Pandemic impacts consumer credit

The COVID-19 pandemic is significantly changing the landscape of the consumer credit market as consumers tend to tighten their budget and pay more attention to healthcare, environment and lifestyle as well as switching to online shopping.

According to Can Van Luc, a member of the National Financial and Monetary Advisory Council, financial companies will reshape their business strategies after the pandemic, depending on changes in consumers’ habits and behaviour.

Specifically, consumers tend to tighten their budget and pay more attention to healthcare, environment and healthy lifestyles. Digital technologies, e-commerce and online shopping are becoming popular in the operation of enterprises and consumption of residents.

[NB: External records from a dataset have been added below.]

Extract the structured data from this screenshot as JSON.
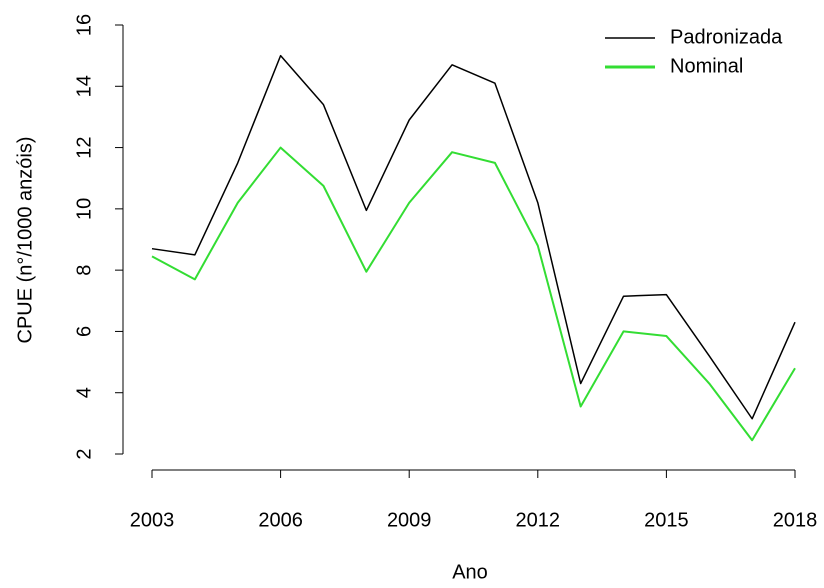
{
  "chart_data": {
    "type": "line",
    "x_label": "Ano",
    "y_label": "CPUE (n°/1000 anzóis)",
    "x": [
      2003,
      2004,
      2005,
      2006,
      2007,
      2008,
      2009,
      2010,
      2011,
      2012,
      2013,
      2014,
      2015,
      2016,
      2017,
      2018
    ],
    "series": [
      {
        "name": "Padronizada",
        "color": "#000000",
        "values": [
          8.7,
          8.5,
          11.5,
          15.0,
          13.4,
          9.95,
          12.9,
          14.7,
          14.1,
          10.2,
          4.3,
          7.15,
          7.2,
          5.2,
          3.15,
          6.3
        ]
      },
      {
        "name": "Nominal",
        "color": "#33dd33",
        "values": [
          8.45,
          7.7,
          10.2,
          12.0,
          10.75,
          7.95,
          10.2,
          11.85,
          11.5,
          8.8,
          3.55,
          6.0,
          5.85,
          4.3,
          2.45,
          4.8
        ]
      }
    ],
    "xlim": [
      2003,
      2018
    ],
    "xticks": [
      2003,
      2006,
      2009,
      2012,
      2015,
      2018
    ],
    "ylim": [
      2,
      16
    ],
    "yticks": [
      2,
      4,
      6,
      8,
      10,
      12,
      14,
      16
    ],
    "legend": "topright"
  }
}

“Consumer lending is gradually shifting from traditional methods to using technologies like consumer data, online marketing, online verification through big data, artificial intelligence and direct disbursement to customers’ accounts and electronic wallets,” he said.

A survey by FiinGroup found that the pandemic caused a decline of 25 percent of the world’s consumer market in 2020, pushing up bad debts by 100 percent and profits down by nearly 200 percent.

Market research company Ipsos found that about 80 percent of surveyed Vietnamese said that their incomes were negatively affected by the COVID-19 pandemic, with 41 percent seeing a drop of more than 20 percent. The pandemic also urged consumers to limit using cash and switch to electronic wallets and online payments.

The COVID-19 pandemic is also changing the landscape of the consumer finance market which urges financial companies to move towards consumer trends of cashless payment.

Nguyen Thanh Phuc, deputy director geneeral of FE Credit, said that as the pandemic was under control in Vietnam, the borrowing demand was predicted to increase. However, the ability to repay was assessed to be lower due to the impact of the pandemic on incomes.

Phuc said that financial companies must be very cautious in evaluating customers.

He is also optimistic about the potential of the consumer market of Vietnam in the long term, given the country’s anticipated economic growth.

Vietnam was becoming an attractive destination for production in the global shift, opening job opportunities which would help improve incomes and promote consumer demand, he said.

Phuc expected Vietnam’s consumer finance market would post stronger growth than other countries in the region with a population of nearly 100 million, 60 percent of whom had low and medium incomes.

Luc said that the consumer finance market had large development potential with economic growth anticipated at 6.5-7 percent per year in 2021-30 period and income growth at around six percent per year by 2020.

The Government also aims to promote the healthy development of the consumer finance market to prevent black credit.

He urged financial companies to diversify products to meet demand.

The outstanding consumer credit was estimated to total 1.8 quadrillion VND at the end of 2020, accounting for around 20 percent of the total outstanding loans in the economy and 2.5 times higher than 2012.